Anyway we 'solved' the problem by turning of one of the options by default so admins don't accidentally leave it on and made sure that normal users can't access this setting. I'll post this in the original Issue.

I'd love to have the time to produce a patch to Drigg for this. It looks like pretty simple work of just going through and replacing 'SELECT *' with whatever the required fields are. But unfortunately we are well behind in getting Drigg integrated and running on our site.

Cheers,
Daniel.

mercmobily’s picture

Hi,

No worries, I will deal with this.
SELECT * are bad anyway -- but I didn't know that till recently.

Will get this fixed -- but I will do it after the 5th of November, when I finally get the latest Drigg V6. At that point I will fix both versions.
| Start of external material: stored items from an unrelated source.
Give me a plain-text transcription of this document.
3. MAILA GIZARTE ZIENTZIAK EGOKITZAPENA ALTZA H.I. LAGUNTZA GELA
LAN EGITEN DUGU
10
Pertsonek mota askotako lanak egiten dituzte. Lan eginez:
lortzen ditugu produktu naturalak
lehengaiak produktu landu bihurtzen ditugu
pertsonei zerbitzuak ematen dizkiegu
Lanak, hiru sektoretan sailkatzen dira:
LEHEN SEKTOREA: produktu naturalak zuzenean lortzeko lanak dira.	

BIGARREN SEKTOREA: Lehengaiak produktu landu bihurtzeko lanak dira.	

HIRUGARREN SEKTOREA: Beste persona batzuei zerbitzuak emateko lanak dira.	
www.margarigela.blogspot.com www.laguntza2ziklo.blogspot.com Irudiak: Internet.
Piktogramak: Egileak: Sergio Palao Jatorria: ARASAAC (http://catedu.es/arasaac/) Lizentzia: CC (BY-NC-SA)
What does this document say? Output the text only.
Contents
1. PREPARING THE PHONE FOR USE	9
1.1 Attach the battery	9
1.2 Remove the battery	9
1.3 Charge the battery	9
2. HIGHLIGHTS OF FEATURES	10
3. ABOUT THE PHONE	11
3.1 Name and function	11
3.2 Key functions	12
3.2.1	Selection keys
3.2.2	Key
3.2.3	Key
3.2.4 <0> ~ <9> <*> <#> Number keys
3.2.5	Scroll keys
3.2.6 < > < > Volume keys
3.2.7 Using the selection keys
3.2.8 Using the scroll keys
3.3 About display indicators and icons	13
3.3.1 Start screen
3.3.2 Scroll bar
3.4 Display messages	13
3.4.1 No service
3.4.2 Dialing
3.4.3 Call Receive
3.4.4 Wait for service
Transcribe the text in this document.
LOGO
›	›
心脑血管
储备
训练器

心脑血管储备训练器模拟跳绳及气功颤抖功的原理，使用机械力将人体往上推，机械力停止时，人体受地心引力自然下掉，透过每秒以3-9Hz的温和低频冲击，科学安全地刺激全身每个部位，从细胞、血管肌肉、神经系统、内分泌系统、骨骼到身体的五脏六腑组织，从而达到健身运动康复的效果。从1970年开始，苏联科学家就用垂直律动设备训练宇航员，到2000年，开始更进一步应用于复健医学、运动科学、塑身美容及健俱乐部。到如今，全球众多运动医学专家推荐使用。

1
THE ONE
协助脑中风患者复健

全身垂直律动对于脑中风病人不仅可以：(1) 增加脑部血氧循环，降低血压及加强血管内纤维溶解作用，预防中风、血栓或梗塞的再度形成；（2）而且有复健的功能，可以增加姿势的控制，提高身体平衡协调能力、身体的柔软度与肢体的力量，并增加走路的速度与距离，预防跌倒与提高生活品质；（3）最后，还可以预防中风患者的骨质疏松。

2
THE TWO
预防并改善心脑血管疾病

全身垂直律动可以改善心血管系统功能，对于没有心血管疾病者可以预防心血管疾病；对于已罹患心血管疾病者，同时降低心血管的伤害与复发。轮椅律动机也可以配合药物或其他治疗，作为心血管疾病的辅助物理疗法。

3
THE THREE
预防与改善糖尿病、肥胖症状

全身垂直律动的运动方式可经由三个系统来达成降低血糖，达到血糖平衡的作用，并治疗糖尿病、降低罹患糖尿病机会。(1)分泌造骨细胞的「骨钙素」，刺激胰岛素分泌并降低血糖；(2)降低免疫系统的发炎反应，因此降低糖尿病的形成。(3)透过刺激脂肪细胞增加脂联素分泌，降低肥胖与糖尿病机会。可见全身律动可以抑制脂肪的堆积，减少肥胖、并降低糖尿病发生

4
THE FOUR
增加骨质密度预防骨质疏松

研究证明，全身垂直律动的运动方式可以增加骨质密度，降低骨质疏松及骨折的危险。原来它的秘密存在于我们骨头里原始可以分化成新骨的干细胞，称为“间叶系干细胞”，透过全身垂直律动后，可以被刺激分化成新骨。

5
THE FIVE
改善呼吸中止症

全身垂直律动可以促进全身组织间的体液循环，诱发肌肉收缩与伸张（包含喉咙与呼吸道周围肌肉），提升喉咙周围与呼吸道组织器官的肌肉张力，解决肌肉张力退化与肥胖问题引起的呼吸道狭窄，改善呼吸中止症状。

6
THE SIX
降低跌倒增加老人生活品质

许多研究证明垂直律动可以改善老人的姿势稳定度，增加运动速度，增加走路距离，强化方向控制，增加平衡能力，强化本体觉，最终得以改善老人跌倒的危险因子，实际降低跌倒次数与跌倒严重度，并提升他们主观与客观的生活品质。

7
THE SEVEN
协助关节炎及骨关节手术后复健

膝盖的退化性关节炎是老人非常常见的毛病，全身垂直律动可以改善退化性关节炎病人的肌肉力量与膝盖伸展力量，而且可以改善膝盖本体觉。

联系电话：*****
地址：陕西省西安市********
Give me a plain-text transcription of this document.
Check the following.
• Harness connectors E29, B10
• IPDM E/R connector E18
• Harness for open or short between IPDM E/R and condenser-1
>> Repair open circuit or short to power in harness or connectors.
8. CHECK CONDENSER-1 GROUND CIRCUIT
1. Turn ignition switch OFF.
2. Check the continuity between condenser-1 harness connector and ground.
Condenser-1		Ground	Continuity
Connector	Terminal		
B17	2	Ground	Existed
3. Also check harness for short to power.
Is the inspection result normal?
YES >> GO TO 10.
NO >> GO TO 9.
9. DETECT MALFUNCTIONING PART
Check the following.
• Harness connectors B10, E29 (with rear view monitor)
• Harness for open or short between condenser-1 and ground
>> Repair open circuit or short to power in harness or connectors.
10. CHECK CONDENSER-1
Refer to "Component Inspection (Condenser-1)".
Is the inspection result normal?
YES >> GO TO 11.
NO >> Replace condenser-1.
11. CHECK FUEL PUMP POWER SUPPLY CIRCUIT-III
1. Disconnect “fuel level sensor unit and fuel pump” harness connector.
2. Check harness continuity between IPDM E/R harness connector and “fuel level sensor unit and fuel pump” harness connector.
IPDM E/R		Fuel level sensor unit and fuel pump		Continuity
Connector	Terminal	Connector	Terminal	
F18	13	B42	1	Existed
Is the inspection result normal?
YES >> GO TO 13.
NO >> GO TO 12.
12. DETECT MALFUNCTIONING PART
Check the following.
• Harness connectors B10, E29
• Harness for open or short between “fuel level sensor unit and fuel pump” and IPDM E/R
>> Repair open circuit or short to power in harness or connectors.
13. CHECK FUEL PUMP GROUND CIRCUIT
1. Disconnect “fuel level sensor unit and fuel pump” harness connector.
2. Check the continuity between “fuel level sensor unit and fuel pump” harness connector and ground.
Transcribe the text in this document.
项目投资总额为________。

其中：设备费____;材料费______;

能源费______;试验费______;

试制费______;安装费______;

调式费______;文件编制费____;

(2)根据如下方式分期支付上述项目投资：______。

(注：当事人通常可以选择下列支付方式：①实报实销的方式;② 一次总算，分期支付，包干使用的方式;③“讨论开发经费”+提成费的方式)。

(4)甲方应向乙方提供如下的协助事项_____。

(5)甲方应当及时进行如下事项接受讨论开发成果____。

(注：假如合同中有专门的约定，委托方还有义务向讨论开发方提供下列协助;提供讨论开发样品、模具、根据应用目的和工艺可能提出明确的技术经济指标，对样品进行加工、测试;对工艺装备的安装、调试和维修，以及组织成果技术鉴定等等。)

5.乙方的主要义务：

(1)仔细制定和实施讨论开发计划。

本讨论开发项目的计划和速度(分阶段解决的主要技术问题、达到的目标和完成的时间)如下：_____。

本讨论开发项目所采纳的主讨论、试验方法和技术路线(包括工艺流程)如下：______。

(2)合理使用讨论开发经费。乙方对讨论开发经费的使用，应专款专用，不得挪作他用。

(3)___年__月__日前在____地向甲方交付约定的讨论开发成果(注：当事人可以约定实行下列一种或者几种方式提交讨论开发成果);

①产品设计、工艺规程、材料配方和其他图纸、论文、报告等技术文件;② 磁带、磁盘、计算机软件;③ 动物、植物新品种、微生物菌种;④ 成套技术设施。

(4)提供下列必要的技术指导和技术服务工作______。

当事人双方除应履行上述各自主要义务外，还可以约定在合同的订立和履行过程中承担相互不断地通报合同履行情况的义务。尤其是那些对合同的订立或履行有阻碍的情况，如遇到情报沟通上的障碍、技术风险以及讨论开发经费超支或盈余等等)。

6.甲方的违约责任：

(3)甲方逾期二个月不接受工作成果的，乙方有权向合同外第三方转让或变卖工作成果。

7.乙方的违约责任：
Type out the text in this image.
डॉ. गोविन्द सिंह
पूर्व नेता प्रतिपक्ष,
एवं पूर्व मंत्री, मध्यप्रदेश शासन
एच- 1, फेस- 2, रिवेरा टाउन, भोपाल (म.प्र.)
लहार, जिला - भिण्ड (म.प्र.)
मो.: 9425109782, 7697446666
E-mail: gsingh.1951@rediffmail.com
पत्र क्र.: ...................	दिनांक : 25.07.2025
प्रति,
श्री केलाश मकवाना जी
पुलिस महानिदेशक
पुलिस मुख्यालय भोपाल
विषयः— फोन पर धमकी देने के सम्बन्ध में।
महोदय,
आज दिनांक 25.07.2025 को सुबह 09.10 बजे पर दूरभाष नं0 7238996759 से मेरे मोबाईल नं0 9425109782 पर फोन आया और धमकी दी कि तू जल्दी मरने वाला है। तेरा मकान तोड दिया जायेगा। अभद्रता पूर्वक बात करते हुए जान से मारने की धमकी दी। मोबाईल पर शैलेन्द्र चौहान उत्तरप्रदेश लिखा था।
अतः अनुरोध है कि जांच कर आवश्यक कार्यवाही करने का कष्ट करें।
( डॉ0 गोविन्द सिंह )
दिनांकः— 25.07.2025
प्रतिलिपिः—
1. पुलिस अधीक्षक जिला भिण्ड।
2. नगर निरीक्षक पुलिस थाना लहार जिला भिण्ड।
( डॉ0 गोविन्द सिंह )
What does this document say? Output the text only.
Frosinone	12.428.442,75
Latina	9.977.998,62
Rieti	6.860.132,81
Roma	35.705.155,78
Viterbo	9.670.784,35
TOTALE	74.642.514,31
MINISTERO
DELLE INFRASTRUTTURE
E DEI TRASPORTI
THANK YOU for helping out on this. I don't think I would have managed to come on top of this.

Bye,

Merc.

agentrickard’s picture

I will try to submit a documentation patch over the weekend.

drupalina’s picture

subscribing

taqwa’s picture

ditto

drupalina’s picture

I don't want to report this as a new bug, because it seems like it could be well related:
I have a Drigg site with "Organic Groups" and "Organic Groups access configuration". When OG is enabled on it's own it doesn't conflict with Drigg, but when "OG access configuration is enabled", then to members of particular groups Drigg listings in Upcoming and Popular will display those teasers that were also cross-posted to one of the groups where that user is a member TWICE.

The new problem is with TAC_lite module. If you have it enabled then the teasers for nodes that were cross-posted to a group that end-user is a member of will display TREE TIMES!

In Views module there is an option which says "Don't display duplicate entries" to make sure that each teaser is displayed only once. Could it be the case that Drigg listings should just enter that kind of line in it's listings...

magpie5212’s picture

Does anyone know if there is a 6.* equivalent of this? I have this on symptom for anonymous users on my site.

Found it.

FrancoisL’s picture

Hey magpie5212,

can you explain how you resolved it I think I've the same problem.

Thanks

avpaderno’s picture

Status: Active » Closed (outdated)

I am closing this issue, as Drupal 5 is no longer supported.